Jahrelang hatte ich es immer wieder ausgeliehen, kaum dass ich es am Ende der Leihfrist zurück gegeben hatte: Mein Lieblingsbuch aus der Schulbücherei „Der Junge mit den Goldhosen“. Ich las es immer wieder. Es handelte von einem Jungen, der immer Goldstücke aus der Hosentasche zog, wenn er hinein griff. Das Märchen von Reichtum ohne Leistung... Ich liebte dieses Buch. Ich wollte es haben. Irgendwann beschloss ich, es mir anzueignen. Ich gab es nicht mehr zurück. Dass es käuflich erwerbbar sein und ich es mir zum Geburtstag wünschen könnte, dieser Gedanke war weit jenseits meiner zwölfjährigen Vorstellungskraft. Ebenso wie jener, dass es deutsche Verwaltungssysteme gab wie Karteikarten, durch die man zuverlässig auffällt, wenn man sich nicht an die Regeln hält. Ich fühlte mich im Recht. Die Welt war mir dieses Buch schuldig. Alles war so, wie ich mir das vorstellte. 
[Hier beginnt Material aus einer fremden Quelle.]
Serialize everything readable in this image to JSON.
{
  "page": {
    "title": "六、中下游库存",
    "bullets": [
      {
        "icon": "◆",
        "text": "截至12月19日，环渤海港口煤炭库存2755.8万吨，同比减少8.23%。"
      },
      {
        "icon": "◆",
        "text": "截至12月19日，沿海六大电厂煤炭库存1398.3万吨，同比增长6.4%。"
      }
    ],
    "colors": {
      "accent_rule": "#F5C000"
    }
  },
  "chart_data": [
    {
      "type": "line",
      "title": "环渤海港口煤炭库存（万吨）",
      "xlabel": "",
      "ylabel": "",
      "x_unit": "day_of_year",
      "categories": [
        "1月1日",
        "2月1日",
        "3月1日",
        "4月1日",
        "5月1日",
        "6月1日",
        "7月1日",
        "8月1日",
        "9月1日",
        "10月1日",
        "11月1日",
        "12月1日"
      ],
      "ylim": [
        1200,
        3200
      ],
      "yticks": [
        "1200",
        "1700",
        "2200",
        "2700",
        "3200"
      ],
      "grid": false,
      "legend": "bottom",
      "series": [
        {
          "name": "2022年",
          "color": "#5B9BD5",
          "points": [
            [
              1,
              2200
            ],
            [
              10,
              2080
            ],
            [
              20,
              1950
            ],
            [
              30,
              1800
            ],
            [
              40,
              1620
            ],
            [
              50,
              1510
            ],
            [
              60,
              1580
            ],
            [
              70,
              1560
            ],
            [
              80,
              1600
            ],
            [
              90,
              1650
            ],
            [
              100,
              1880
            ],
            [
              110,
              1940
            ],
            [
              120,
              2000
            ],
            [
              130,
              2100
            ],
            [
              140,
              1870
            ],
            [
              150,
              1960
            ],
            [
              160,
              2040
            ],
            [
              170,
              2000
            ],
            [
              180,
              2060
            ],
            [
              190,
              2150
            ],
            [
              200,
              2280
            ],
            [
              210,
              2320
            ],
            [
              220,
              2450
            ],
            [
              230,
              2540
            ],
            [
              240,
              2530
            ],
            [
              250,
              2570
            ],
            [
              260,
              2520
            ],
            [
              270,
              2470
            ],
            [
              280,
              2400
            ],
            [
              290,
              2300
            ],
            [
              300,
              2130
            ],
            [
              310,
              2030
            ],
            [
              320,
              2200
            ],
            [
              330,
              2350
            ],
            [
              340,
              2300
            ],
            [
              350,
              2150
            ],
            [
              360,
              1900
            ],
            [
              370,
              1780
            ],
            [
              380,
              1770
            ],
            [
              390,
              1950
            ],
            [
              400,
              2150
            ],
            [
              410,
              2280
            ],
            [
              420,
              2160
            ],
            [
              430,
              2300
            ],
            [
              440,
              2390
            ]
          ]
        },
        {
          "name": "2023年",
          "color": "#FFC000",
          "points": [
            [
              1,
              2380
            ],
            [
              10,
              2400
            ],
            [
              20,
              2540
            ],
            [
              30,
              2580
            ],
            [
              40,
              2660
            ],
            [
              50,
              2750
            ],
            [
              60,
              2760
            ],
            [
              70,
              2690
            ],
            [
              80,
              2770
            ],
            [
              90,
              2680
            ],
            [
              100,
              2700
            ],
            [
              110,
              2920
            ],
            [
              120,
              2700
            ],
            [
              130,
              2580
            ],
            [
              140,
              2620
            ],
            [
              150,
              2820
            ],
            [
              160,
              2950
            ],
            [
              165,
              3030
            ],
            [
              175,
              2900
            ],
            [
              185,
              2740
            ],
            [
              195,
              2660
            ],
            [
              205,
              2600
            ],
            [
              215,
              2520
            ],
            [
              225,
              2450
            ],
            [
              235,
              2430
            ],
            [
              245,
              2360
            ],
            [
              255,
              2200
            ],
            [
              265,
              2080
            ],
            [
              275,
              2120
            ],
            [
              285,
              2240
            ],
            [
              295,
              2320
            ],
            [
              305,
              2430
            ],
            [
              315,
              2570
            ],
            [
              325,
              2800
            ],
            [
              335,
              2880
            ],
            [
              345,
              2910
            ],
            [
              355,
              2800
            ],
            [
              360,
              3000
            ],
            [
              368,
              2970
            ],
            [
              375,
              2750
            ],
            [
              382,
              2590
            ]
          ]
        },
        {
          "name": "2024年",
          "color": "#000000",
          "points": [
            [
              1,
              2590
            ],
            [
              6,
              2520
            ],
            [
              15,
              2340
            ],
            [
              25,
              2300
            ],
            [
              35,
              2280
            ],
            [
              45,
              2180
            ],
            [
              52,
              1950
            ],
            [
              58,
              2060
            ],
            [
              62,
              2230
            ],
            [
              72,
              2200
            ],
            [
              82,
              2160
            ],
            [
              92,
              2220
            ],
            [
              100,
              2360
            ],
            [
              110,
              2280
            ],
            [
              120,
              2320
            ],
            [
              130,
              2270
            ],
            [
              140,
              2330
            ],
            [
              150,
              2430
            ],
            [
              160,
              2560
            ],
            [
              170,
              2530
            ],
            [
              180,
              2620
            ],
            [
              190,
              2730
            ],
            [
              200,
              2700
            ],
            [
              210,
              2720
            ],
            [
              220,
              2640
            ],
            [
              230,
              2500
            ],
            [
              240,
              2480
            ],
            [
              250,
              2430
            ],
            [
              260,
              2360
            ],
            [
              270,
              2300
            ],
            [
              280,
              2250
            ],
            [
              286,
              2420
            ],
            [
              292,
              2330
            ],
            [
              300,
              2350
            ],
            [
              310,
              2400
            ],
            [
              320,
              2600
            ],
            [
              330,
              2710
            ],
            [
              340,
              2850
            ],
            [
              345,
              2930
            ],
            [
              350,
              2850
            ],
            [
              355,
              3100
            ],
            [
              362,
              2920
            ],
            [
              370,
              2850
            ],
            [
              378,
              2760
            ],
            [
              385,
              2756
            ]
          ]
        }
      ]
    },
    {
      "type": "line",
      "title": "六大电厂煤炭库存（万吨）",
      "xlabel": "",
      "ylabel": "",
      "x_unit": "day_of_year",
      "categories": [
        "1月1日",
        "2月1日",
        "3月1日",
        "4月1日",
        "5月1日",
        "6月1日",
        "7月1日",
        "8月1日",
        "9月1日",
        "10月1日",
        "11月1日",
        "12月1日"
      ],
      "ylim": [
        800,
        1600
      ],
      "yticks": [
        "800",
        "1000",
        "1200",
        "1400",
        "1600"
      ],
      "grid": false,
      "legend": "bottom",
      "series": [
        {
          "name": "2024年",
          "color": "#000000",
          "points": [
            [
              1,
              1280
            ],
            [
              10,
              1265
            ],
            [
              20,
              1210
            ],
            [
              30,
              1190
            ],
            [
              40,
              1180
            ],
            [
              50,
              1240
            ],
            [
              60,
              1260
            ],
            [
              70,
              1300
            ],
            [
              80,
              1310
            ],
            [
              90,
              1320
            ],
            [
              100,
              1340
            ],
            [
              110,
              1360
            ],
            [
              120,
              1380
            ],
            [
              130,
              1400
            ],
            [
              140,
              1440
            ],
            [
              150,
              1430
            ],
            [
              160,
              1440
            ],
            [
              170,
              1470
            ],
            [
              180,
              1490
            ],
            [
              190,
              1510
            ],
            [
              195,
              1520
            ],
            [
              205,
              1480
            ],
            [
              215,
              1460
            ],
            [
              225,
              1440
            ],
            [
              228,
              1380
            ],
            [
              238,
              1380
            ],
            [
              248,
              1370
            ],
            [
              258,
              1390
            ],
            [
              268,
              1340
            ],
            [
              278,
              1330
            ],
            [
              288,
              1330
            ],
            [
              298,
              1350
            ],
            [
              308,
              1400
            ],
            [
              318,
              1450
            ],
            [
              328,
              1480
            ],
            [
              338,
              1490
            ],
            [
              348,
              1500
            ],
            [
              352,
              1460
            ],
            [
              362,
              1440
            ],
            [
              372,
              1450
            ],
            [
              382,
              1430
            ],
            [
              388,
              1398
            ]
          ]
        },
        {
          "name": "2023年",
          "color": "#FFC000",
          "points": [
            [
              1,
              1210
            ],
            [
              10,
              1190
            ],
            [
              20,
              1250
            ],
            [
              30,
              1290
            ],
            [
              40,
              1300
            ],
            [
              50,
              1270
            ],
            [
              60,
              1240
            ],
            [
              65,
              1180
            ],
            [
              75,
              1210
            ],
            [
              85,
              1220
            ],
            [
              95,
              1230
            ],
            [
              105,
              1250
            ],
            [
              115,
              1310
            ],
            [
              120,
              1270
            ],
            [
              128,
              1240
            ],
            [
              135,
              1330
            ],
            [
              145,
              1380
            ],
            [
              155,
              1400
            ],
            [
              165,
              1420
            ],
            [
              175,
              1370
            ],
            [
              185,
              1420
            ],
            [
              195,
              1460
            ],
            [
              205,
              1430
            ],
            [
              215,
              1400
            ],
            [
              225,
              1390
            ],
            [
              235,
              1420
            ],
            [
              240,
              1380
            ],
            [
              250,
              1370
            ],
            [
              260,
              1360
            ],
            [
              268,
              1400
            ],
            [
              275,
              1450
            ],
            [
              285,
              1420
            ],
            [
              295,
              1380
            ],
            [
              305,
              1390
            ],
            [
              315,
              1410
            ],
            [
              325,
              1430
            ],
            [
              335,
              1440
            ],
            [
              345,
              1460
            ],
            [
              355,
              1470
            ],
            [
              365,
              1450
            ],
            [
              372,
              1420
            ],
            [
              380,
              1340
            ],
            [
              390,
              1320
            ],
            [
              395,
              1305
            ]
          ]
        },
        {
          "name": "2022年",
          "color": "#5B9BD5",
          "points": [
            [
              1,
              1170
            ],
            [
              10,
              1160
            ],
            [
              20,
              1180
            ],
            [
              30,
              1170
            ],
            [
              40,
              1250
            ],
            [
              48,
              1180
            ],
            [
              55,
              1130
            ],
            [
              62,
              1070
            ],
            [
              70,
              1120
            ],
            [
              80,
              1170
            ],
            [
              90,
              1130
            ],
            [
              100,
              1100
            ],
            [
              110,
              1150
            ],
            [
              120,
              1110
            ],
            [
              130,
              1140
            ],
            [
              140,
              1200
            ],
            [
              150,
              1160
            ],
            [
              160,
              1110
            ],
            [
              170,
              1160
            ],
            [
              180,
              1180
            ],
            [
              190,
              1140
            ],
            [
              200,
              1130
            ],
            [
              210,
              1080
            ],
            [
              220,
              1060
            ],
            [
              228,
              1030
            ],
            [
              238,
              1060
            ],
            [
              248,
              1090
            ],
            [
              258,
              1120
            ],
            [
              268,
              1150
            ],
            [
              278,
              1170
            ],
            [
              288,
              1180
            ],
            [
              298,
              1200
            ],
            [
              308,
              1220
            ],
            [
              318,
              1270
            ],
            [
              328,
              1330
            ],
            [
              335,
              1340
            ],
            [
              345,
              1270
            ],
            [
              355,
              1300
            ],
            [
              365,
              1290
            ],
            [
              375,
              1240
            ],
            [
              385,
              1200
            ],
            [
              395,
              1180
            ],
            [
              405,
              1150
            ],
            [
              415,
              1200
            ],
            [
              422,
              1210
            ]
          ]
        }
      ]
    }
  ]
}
Bis zu dem Tag, als mich der zuständige Lehrer der Bibliothek ansprach. Mahnung nennt man das Wort, das mir bis dahin fremd war. Er ermahnte mich, das Buch zurück zu geben, das ich nach seinen Informationen noch haben musste. Damit hatte ich nicht gerechnet. Es war mir ein Rätsel, warum er das zu wissen glaubte. Vielleicht bluffte er. Sicher war eine Lücke im System. In dieser Sekunde entschloss ich mich, mein Ding durchzuziehen. Ich hatte sowieso keine Wahl. Längst hatte ich zum Zeichen des Eigentümerwechsels die Bibliothekssignatur vom Buchrücken entfernt, eine Handlung, die nicht mehr rückgängig zu machen war. 

Die Wahrheit zu gestehen wäre ein unendlich peinlicher Akt. Unvorstellbar die Schande, die auf mich fallen würde, wenn ich das beschädigte Buch zurück brächte. Mir fiel nichts Fantasievolleres ein als zu sagen: „Ich habe das Buch längst zurück gegeben.“ Nun hatte er das Problem. Sollte er doch erst einmal nachweisen, dass ich das Buch hatte. Tja, offensichtlich hatten sie ein Buch verschlampt. Doch er gab den Ball zurück und bestand überaus penetrant darauf, dass es noch in meinem Besitz sei. Er konnte es beweisen. 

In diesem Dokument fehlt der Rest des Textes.